The trust says that it has no regrets about not becoming an NPfIT early adopter, which would have put it in the frontline for implementing one of the large electronic patient records systems from major suppliers that the programme was contracted to deliver.

Headley says: “My take on it is that we haven’t done so badly. For trusts that have been through big implementations it’s been traumatic and a big upheaval; it’s a whole load of risk that we have avoided.

“It’s a shame not to have state of the art technology, but we’ve conserved an old generation system platform for future growth. Now we can plot our own destiny. The board can decide where it’s going, rather than a one size fits all being parachuted down.”

Aird adds: “We’re not saddled with the cost and implications of being one of the guinea pigs of a big bang implementation.”

Investing for the future

Ashford and St Peter’s commissioned an external review of what its next steps should be in the light of the election of a new government.

The review, carried out by independent consultant, Mike Haynes, concluded that it is at a “cross-roads” in terms of its IT strategy and that it now needs to “shift up a gear from tactical to long term planning” by “falling back on its own resources.”

As a result, the trust has decided to continue to use its CLINiCOM patient administration system from iSoft, which it has been assured will be supported for at least five years. It will also look to integrate it with other systems as more money becomes available.

Aird adds: “We recognise that as we develop the strategy, nothing’s going to change in next 12-24 months in relation to the programme, so we need to go on exploiting what we’ve got until the future becomes clearer.”

Headley agrees: “We can’t afford £7-10m for a Cerner implementation, for example, but by the same token we’re a sound and healthy organisation and we can afford £1-2m per year to spend on IT that fits with our strategy.”

The Haynes review has already led to the business case being passed for a £1m Bluespier theatre system that will be used in both of the trust’s main sites. There will also be a £500,000 wireless network tender in addition to a number of smaller investments.

Headley says: “We’re certainly not in a paralysis situation. In fact, it’s really just business as usual. The iSoft PAS is good for another half a dozen years; it does what it does and it does it well. We’re not desperate for anything.”

The trust is also looking at electronic document management of clinical notes and exploiting products that it previously didn’t consider. These include such as iSoft Patient Centre, which it says provides a “GUI adjunct to CLINiCOM” that is less clunky and more user friendly for staff.

Headley adds: “We’ve also started getting real time use of PAS, ADT on wards and discharge letters – all the basic stuff – rather than focusing on the expectation of a major EPR. That’s definitely not what are focus will be in next few years.”

Very well, alone

The trust has commissioned another external company, Health Systems, to put together an IT strategy, based on the previous review’s recommendations and the changes to NPfIT.

Aird says that the strategy will be finalised in the autumn. “NPfIT is all but demised, so we need to look at the exploitation phases.

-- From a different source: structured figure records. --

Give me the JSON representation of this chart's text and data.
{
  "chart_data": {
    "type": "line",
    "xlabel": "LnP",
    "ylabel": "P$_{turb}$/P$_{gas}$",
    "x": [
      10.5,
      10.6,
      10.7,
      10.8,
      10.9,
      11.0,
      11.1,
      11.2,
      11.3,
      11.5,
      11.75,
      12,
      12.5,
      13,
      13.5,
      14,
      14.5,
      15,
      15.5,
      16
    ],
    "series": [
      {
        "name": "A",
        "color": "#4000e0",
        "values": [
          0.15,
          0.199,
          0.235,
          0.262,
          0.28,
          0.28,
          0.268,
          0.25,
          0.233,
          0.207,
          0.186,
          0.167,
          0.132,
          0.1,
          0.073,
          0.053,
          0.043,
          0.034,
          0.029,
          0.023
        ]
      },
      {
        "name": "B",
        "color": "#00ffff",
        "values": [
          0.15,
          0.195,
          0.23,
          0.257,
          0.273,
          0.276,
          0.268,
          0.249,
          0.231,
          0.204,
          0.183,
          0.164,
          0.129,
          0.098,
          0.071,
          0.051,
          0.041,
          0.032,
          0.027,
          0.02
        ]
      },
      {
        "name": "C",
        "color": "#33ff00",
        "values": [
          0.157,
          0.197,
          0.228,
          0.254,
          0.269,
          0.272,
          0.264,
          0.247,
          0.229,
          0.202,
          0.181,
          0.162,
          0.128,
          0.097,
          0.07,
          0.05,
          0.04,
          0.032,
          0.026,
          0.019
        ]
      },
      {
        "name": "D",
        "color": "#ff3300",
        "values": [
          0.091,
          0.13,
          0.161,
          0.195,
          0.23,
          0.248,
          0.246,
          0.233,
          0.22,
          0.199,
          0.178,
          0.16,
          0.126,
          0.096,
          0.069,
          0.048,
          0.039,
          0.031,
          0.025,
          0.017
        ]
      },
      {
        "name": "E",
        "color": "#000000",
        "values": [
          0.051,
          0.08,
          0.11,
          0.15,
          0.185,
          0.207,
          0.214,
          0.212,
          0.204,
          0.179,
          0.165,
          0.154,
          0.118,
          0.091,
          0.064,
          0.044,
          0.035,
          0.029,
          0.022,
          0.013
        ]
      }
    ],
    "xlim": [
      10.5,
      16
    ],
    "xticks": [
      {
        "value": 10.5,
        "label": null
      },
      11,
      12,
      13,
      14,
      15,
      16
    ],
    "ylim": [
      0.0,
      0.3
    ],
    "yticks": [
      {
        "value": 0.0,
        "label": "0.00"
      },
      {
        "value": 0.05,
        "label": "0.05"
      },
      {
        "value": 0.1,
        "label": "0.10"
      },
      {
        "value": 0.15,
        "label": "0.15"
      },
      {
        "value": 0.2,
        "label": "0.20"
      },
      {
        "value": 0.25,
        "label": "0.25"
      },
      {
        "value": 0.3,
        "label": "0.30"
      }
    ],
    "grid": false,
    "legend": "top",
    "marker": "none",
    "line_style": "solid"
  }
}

I think there’s an element of sitting on the fence but making sure that that’s a very robust fence to sit on while we wait for clarity.”

Until then the trust is making sure that its informatics strategy supports its application to receive foundation trust status as well as aligning itself with the recent health white paper, Liberating the NHS.

Headley says: “We’ve had a lot of focus on the businesses intelligence side and that is definitely the right direction. Mike [Haynes] has challenged us to raise our game and for the informatics function to get really close to the internal customers.

“One area that [health secretary Andrew] Lansley is emphasising is that foundation trusts have to be autonomous and make their own decisions and that’s exactly what we’re talking about in terms of IT.”

Aird concludes: “We’ll let NPfIT sort itself out and look at it in the next two, three or four years, until then we’re happy on our own.”